Alain Jessua (TRAITEMENT DE CHOC en 1973, LES CHIENS en 1979, EN TOUTE INNOCENCE en 1988) me disait pour LES COULEURS DU DIABLE (1997) vouloir des tambours africains dans une séquence avec la voix d'un africain qui chante dans les graves comme du slam. J'ai trouvé ces choix osés. Ce réalisateur m'a fait réfléchir à aller de l'avant, à oser plus. Ce type de collaboration est stimulant. Avec Jessua, je faisais de l'abstraction.

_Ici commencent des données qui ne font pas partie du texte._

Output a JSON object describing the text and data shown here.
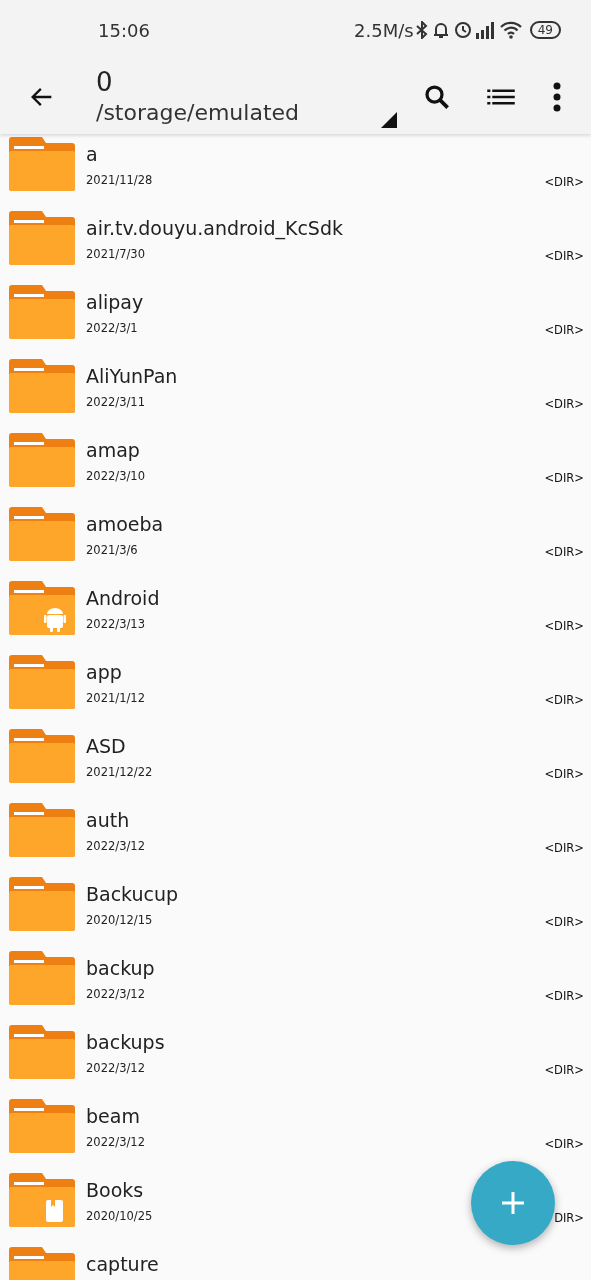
{
  "status_bar": {
    "time": "15:06",
    "speed": "2.5M/s",
    "battery": "49"
  },
  "toolbar": {
    "title": "0",
    "path": "/storage/emulated"
  },
  "files": [
    {
      "name": "a",
      "date": "2021/11/28",
      "type": "<DIR>",
      "kind": "plain"
    },
    {
      "name": "air.tv.douyu.android_KcSdk",
      "date": "2021/7/30",
      "type": "<DIR>",
      "kind": "plain"
    },
    {
      "name": "alipay",
      "date": "2022/3/1",
      "type": "<DIR>",
      "kind": "plain"
    },
    {
      "name": "AliYunPan",
      "date": "2022/3/11",
      "type": "<DIR>",
      "kind": "plain"
    },
    {
      "name": "amap",
      "date": "2022/3/10",
      "type": "<DIR>",
      "kind": "plain"
    },
    {
      "name": "amoeba",
      "date": "2021/3/6",
      "type": "<DIR>",
      "kind": "plain"
    },
    {
      "name": "Android",
      "date": "2022/3/13",
      "type": "<DIR>",
      "kind": "android"
    },
    {
      "name": "app",
      "date": "2021/1/12",
      "type": "<DIR>",
      "kind": "plain"
    },
    {
      "name": "ASD",
      "date": "2021/12/22",
      "type": "<DIR>",
      "kind": "plain"
    },
    {
      "name": "auth",
      "date": "2022/3/12",
      "type": "<DIR>",
      "kind": "plain"
    },
    {
      "name": "Backucup",
      "date": "2020/12/15",
      "type": "<DIR>",
      "kind": "plain"
    },
    {
      "name": "backup",
      "date": "2022/3/12",
      "type": "<DIR>",
      "kind": "plain"
    },
    {
      "name": "backups",
      "date": "2022/3/12",
      "type": "<DIR>",
      "kind": "plain"
    },
    {
      "name": "beam",
      "date": "2022/3/12",
      "type": "<DIR>",
      "kind": "plain"
    },
    {
      "name": "Books",
      "date": "2020/10/25",
      "type": "DIR>",
      "kind": "book"
    },
    {
      "name": "capture",
      "kind": "plain"
    }
  ]
}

Il me poussait à aller chercher des choses à laquelle on ne pense pas.

Pour finir, expliquez-nous pourquoi vos BO sont rarement éditées en disques, la plupart de votre filmographie étant indisponible ?

M.P : J'ai pu faire une compilation de mes musiques qui s'appelait "Musiques de Cinémas" avec le sous-titre "Déjouées avec des amis Jazzmen". Mes morceaux pour les films durent parfois trente secondes, alors pour les éditer il faut les rejouer et les prolonger. J'ai ainsi préféré prendre des thèmes et faire quelque chose de plus long avec de bons musiciens. Ces musiques deviennent ce que je pourrais faire en jazz sur mes albums. C'est difficile de faire des disques de musique de film, et personne ne me le demande. J'essaie en ce moment de monter une compilation de mes musiques pour Jean-pierre Denis avec ses trois films pour lesquels j'ai fait la musique mais personne n'est intéressé. Si vous avez des conseils là-dessus, je vous écoute.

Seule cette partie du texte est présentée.